Warmer climates are ideal for pests like ticks, fleas, and mosquitoes, as they can remain active just about all year round. This is bad news for our dogs and cats, but they can stay protected with the routine administration of high-quality pest preventatives.

  • Make sure your pet gets their scheduled dose of flea and tick preventative on time.
  • Bring your pet in to see their veterinarian at least once a year for a physical exam, vaccinations, parasite screens, and a refill of parasite preventatives.
  • If your pet spends a lot of time outdoors, check them over thoroughly for ticks (this includes checking under the tail, inside the ears, and between their paw pads) before bringing them in.
  • Keep your pet away from thick brush and heavily forested areas, which are often hot spots of tick activity.
  • Ticks can transmit Lyme disease, among others. Lyme is especially dangerous as it an be transmitted from animals to humans. If you live in an area where ticks could be prevalent, ask your veterinarian about getting your dog vaccinated for Lyme disease.

Wild Mushrooms

Wild mushrooms come in many varieties, and while some are safe to ingest, others can cause serious illness or even death. It is not always easy to identify which mushrooms are harmful and which ones aren’t, so it’s best to assume that any mushroom can be dangerous. Damp autumn weather can cause a major increase in mushroom growth, and some curious pets might try to get a bite or two out of a poisonous mushroom if they spot one in their yard or while on a walk. Always keep an eye out for mushrooms growing on your property, and remove any that you find. If you’re worried that your pet might have eaten a wild mushroom, contact your veterinarian right away. You can also get more information about mushroom toxicity here.

Fall Holiday Foods

Halloween and Thanksgiving are known for their tasty morsels, and it’s common for many dogs and cats to wind up at the vet’s office after eating something they shouldn’t have.

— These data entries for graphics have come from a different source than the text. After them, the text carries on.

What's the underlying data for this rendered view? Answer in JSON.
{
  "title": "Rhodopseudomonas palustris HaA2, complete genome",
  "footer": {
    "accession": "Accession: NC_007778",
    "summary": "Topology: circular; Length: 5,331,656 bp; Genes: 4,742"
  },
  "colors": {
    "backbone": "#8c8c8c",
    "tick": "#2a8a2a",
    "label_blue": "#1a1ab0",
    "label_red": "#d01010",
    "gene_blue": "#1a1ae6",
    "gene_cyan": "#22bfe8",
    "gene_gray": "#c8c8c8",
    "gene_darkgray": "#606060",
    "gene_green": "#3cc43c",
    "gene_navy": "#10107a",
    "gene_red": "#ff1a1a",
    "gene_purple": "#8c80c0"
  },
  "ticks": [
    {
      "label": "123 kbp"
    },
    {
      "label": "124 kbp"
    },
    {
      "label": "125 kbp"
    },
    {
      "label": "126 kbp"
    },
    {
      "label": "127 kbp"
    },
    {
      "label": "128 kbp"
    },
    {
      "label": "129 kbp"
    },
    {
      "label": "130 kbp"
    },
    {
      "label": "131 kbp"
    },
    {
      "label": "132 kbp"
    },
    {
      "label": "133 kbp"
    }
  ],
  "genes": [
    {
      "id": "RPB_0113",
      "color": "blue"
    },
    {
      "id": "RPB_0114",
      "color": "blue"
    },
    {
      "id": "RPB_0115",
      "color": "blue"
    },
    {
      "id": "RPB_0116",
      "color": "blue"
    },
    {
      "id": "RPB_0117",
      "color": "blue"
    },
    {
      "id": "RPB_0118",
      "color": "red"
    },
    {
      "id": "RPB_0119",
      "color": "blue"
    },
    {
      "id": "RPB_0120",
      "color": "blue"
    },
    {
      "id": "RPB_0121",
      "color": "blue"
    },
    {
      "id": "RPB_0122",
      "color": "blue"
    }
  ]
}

While many “people” foods may only cause mild stomach upset in pets, some can be much more dangerous. This includes:

  • Sugar-free candy and baked goods: Quite a few sugar-free treats, including hard candy, chewy candy, cookies, gum, and more, contain a sweetener called xylitol. Xylitol is extremely toxic to pets if ingested, and in some worst-case scenarios it can be deadly.
  • Hard candies and candy wrappers: If swallowed, hard candies and candy wrappers can cause choking in pets. Some wrappers may also get lodged in the intestines and cause a blockage. In addition to keeping candies and other sweets out of your pet’s reach, be sure to dispose of all candy wrappers right away!
  • Macadamia nuts, almonds, and pecans: Nuts are rich in fats and can make your pet very sick. Just because it’s not chocolate, doesn’t mean it’s safe!
  • Grapes and raisins: Ingesting grapes/raisins can damage your pet’s kidneys and cause lasting problems–or it can be deadly. Even when baked into cookies or bread, raisins can be a serious health hazard.
  • Garlic and onions: Both are toxic to dogs and cats, raw or cooked.
  • Meat bones: Turkey bones, chicken bones, ham bones…any kind of bone can pose risks to your pet, including choking and damage to the mouth, esophagus, stomach and/or intestines, and bowel obstruction.
  • Chocolate: Regardless of the form it takes, chocolate should never be a part of your pet’s menu. Along with the amount of sugar and caffeine it contains, chocolate can also contain high levels of cocoa (and the higher the amount, the more dangerous it is to pets). Whether it’s white chocolate or dark chocolate, it should always be kept out of your pet’s reach.